The central Queensland girl endured more than 50 weeks of treatment, including 30 rounds of radiation, at Westmead Children's Hospital in Sydney.
"People think … you just do chemotherapy and that's it, and you're cured just like that.
"But in reality, it's a long process of waiting each time and just a build-up of anxiety to find out, 'Am I clear this time? Am I not clear this time?'"
Now 12, the St Ursula's College student is celebrating five years in remission.
"It feels really good," she said.
Not only has Priya been busy studying, playing soccer, drawing and cooking — she has also been recognised as "Australia's highest individual fundraiser" for the Cancer Council's 2021 Ponytail Project campaign.
"I was really happy to raise a lot of money for the Ponytail Project and my school and I was so thankful for all my sponsors," she said.
"I was mostly just lucky to have so many people that you didn't even have to ask — as soon as they heard about it, they donated, they just were so interested in helping."
Funds for vital cancer research
Cancer Council Queensland chief executive Chris McMillan says 1 in 2 Australians will be diagnosed with cancer by the age of 85.
The school raised $34,000 in total — $14,000 via Priya — and donated 540 centimetres of hair.
"It's safe to say the Ponytail Project has become a right of passage for students at St Ursula's," Ms McMillan said.
"We are thrilled to have their support each year, raising funds for vital cancer research and bringing us one step closer to a future free from the burden of cancer."

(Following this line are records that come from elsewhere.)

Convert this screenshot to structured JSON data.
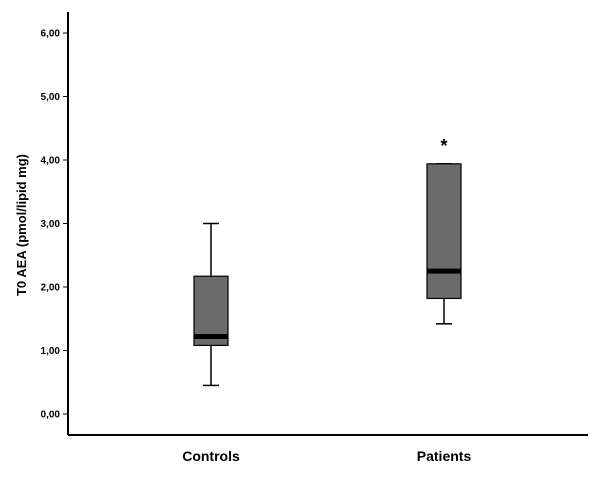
{
  "chart_data": {
    "type": "box",
    "ylabel": "T0 AEA (pmol/lipid mg)",
    "ylim": [
      0,
      6.5
    ],
    "yticks": [
      "0,00",
      "1,00",
      "2,00",
      "3,00",
      "4,00",
      "5,00",
      "6,00"
    ],
    "ytick_values": [
      0,
      1,
      2,
      3,
      4,
      5,
      6
    ],
    "categories": [
      "Controls",
      "Patients"
    ],
    "boxes": [
      {
        "label": "Controls",
        "whisker_low": 0.45,
        "q1": 1.08,
        "median": 1.22,
        "q3": 2.17,
        "whisker_high": 3.0,
        "annotation": ""
      },
      {
        "label": "Patients",
        "whisker_low": 1.42,
        "q1": 1.82,
        "median": 2.25,
        "q3": 3.94,
        "whisker_high": 3.94,
        "annotation": "*"
      }
    ],
    "box_color": "#6b6b6b",
    "median_color": "#000000",
    "grid": false
  }
}
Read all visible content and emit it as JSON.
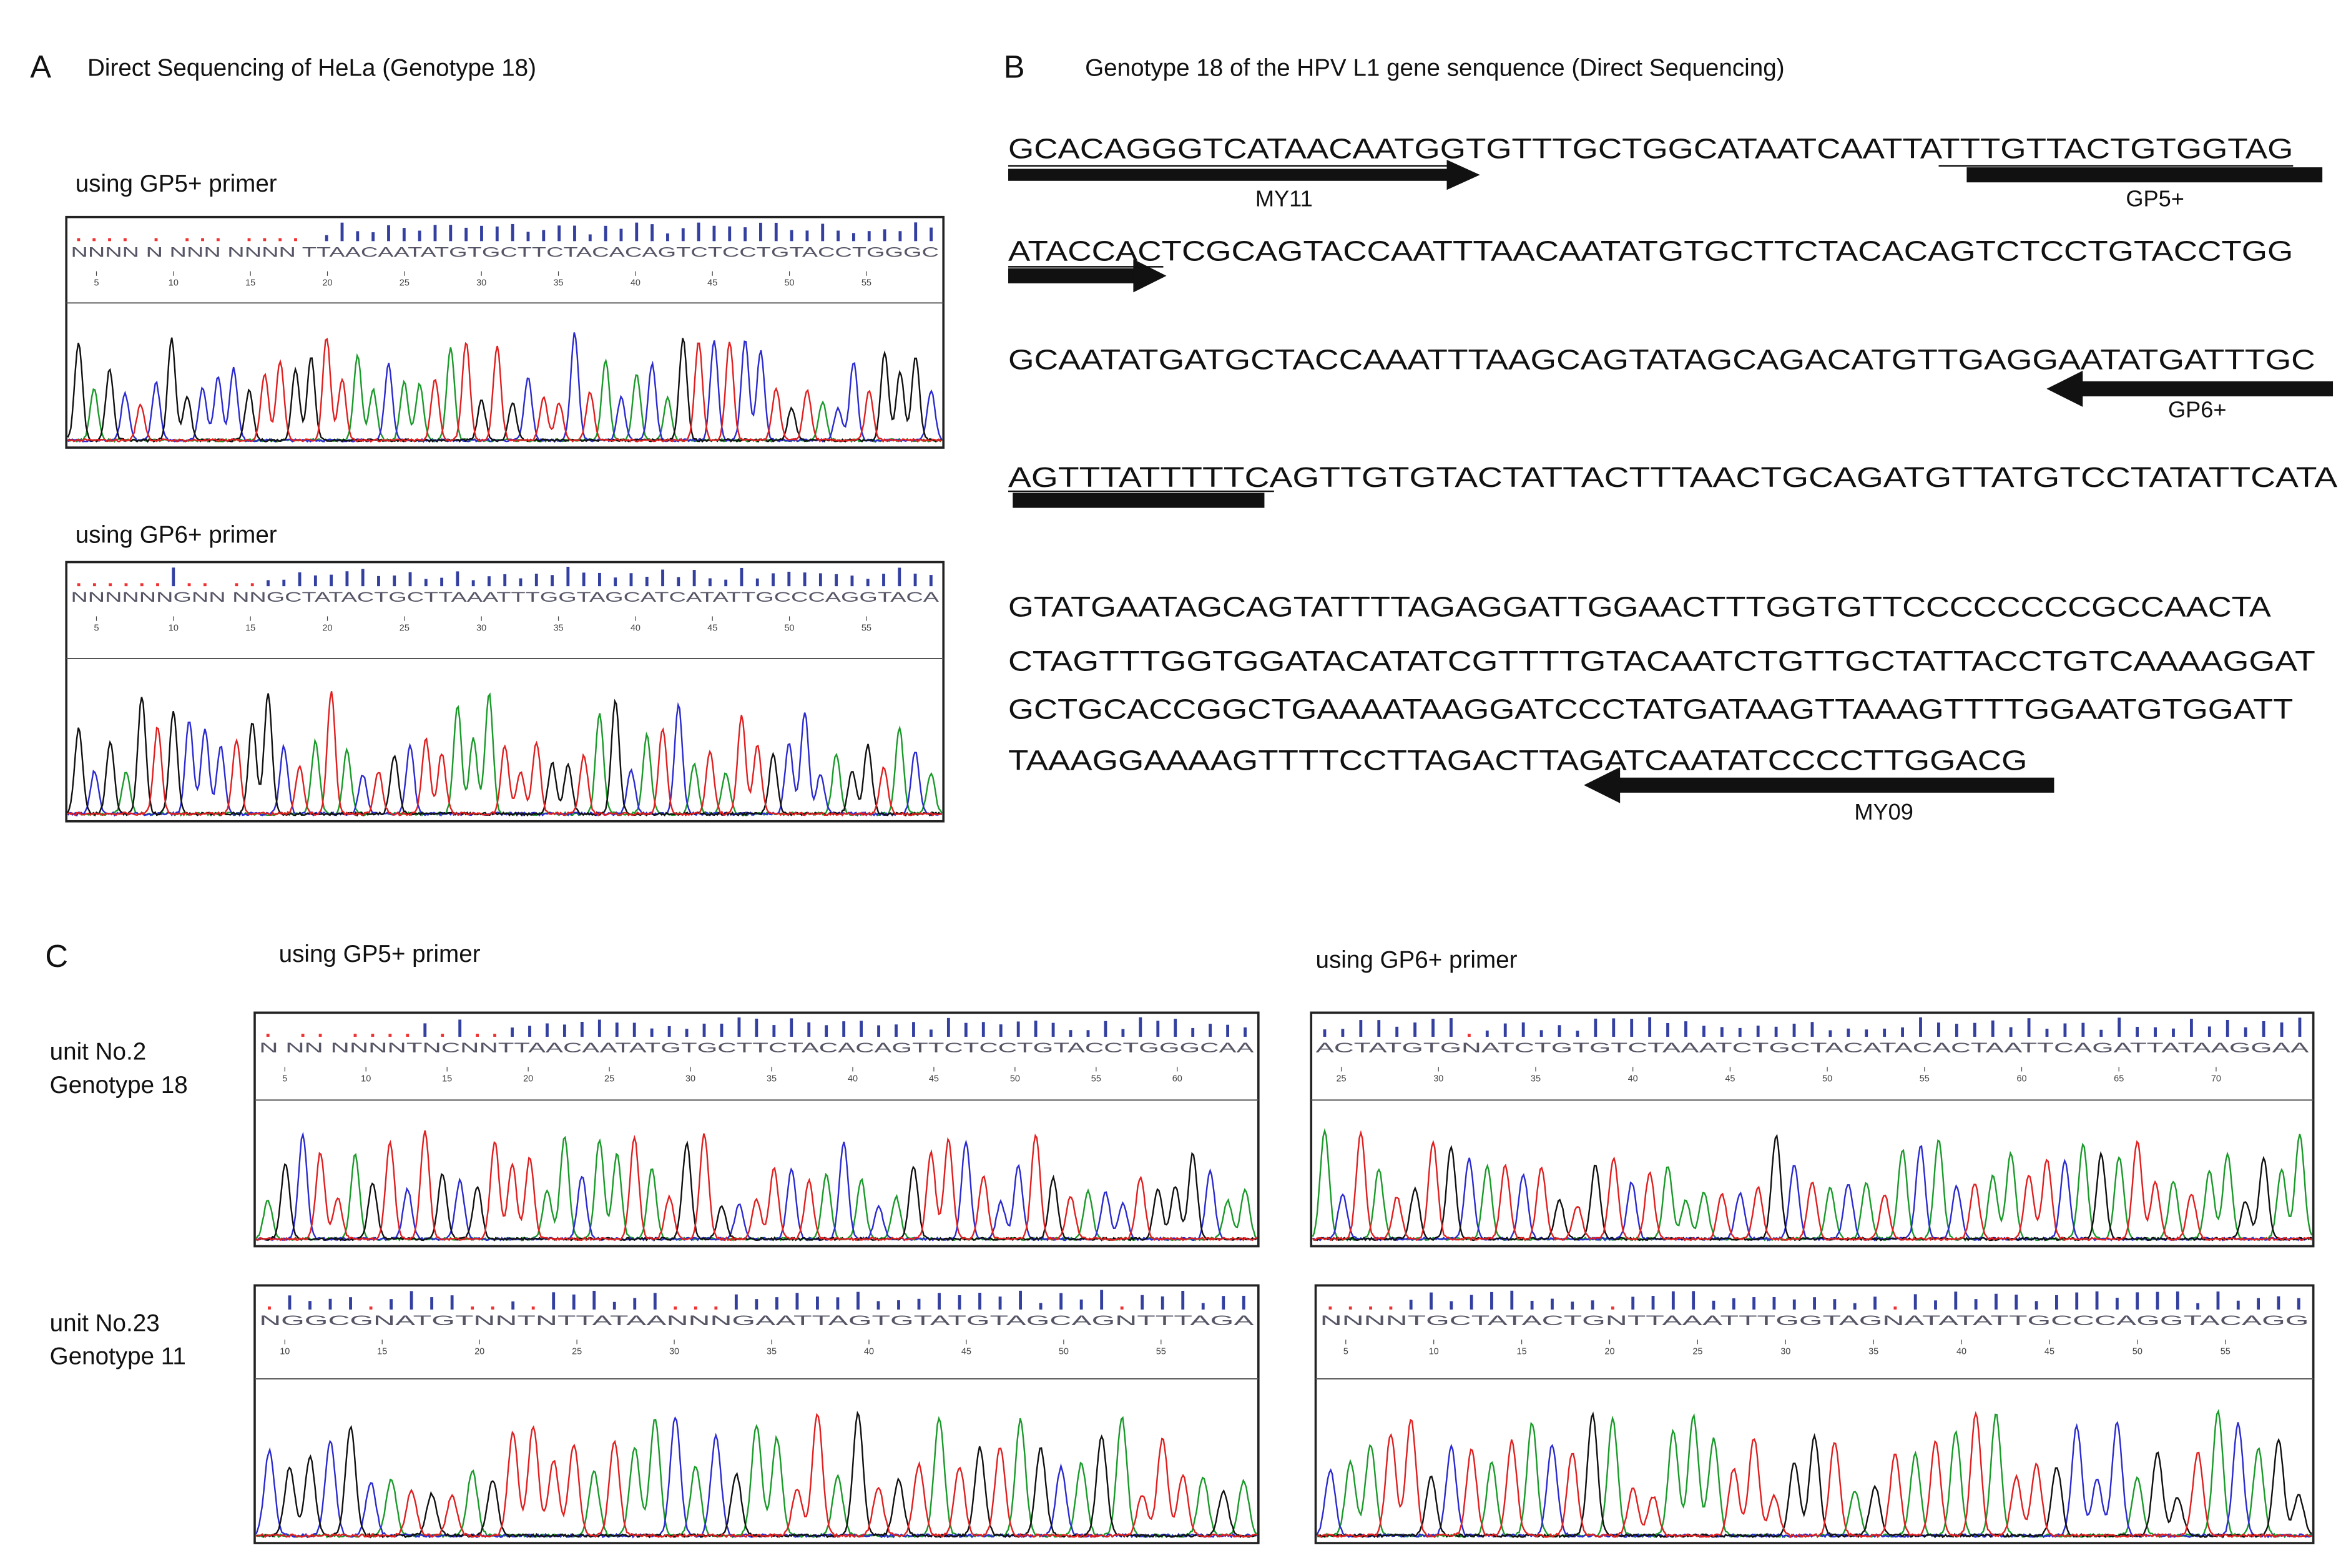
{
  "panel_a": {
    "label": "A",
    "title": "Direct Sequencing of HeLa (Genotype 18)",
    "traces": [
      {
        "primer": "using GP5+ primer",
        "bases": "NNNN N NNN NNNN TTAACAATATGTGCTTCTACACAGTCTCCTGTACCTGGGC",
        "ticks": [
          5,
          10,
          15,
          20,
          25,
          30,
          35,
          40,
          45,
          50,
          55
        ]
      },
      {
        "primer": "using GP6+ primer",
        "bases": "NNNNNNGNN NNGCTATACTGCTTAAATTTGGTAGCATCATATTGCCCAGGTACA",
        "ticks": [
          5,
          10,
          15,
          20,
          25,
          30,
          35,
          40,
          45,
          50,
          55
        ]
      }
    ]
  },
  "panel_b": {
    "label": "B",
    "title": "Genotype 18 of the HPV L1 gene senquence (Direct Sequencing)",
    "lines": [
      "GCACAGGGTCATAACAATGGTGTTTGCTGGCATAATCAATTATTTGTTACTGTGGTAG",
      "ATACCACTCGCAGTACCAATTTAACAATATGTGCTTCTACACAGTCTCCTGTACCTGG",
      "GCAATATGATGCTACCAAATTTAAGCAGTATAGCAGACATGTTGAGGAATATGATTTGC",
      "AGTTTATTTTTCAGTTGTGTACTATTACTTTAACTGCAGATGTTATGTCCTATATTCATA",
      "GTATGAATAGCAGTATTTTAGAGGATTGGAACTTTGGTGTTCCCCCCCCGCCAACTA",
      "CTAGTTTGGTGGATACATATCGTTTTGTACAATCTGTTGCTATTACCTGTCAAAAGGAT",
      "GCTGCACCGGCTGAAAATAAGGATCCCTATGATAAGTTAAAGTTTTGGAATGTGGATT",
      "TAAAGGAAAAGTTTTCCTTAGACTTAGATCAATATCCCCTTGGACG"
    ],
    "primers": [
      "MY11",
      "GP5+",
      "GP6+",
      "MY09"
    ]
  },
  "panel_c": {
    "label": "C",
    "columns": [
      "using GP5+ primer",
      "using GP6+ primer"
    ],
    "rows": [
      {
        "unit": "unit No.2",
        "genotype": "Genotype 18",
        "traces": [
          {
            "bases": "N NN NNNNTNCNNTTAACAATATGTGCTTCTACACAGTTCTCCTGTACCTGGGCAA",
            "ticks": [
              5,
              10,
              15,
              20,
              25,
              30,
              35,
              40,
              45,
              50,
              55,
              60
            ]
          },
          {
            "bases": "ACTATGTGNATCTGTGTCTAAATCTGCTACATACACTAATTCAGATTATAAGGAA",
            "ticks": [
              25,
              30,
              35,
              40,
              45,
              50,
              55,
              60,
              65,
              70
            ]
          }
        ]
      },
      {
        "unit": "unit No.23",
        "genotype": "Genotype 11",
        "traces": [
          {
            "bases": "NGGCGNATGTNNTNTTATAANNNGAATTAGTGTATGTAGCAGNTTTAGA",
            "ticks": [
              10,
              15,
              20,
              25,
              30,
              35,
              40,
              45,
              50,
              55
            ]
          },
          {
            "bases": "NNNNTGCTATACTGNTTAAATTTGGTAGNATATATTGCCCAGGTACAGG",
            "ticks": [
              5,
              10,
              15,
              20,
              25,
              30,
              35,
              40,
              45,
              50,
              55
            ]
          }
        ]
      }
    ]
  }
}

The Ponytail Project has raised $494,000 in Queensland so far.
Support with 'all the love in the world'
College Captains Katie Russell and Vicky Brieffies encouraged 18 students to chop and donate their hair for the cause.
"A lot of my friends and family have been affected by cancer and I know a lot of the school community has as well," Katie said.
"I want people to go out there and support those who are suffering, make sure that they have all the love in the world, and understand how much we care about them.
"The local community has been such a huge help and we really couldn't have done as well as we did without them."
'We need more awareness'
Priya said the support of family, friends and her Maltese poodle Bailey meant the world to her throughout her illness.
"It was definitely a difficult experience," she said.
"But I'm glad I went through it at the same time because it definitely made me see things a lot differently, in a good way."
Priya said many people had no idea how difficult cancer was until it affected them personally.
"I had a massive phobia of needles … but after that experience, now I've dealt with needles a lot better.
"But I guess just people don't factor in the things you have to go through like the operations and the transfusions of blood and platelets and things like that.
"That can be really difficult to watch. There's certain foods I can't eat now because I've seen or eaten them in hospital."
Priya urged anyone battling cancer to prioritise "a healthy mindset".
"Stay positive throughout the entire time, don't get yourself down," she said.
"If you stay positive, it's a lot easier to deal with."
Priya says she will continue to raise funds and fight for cancer awareness every day.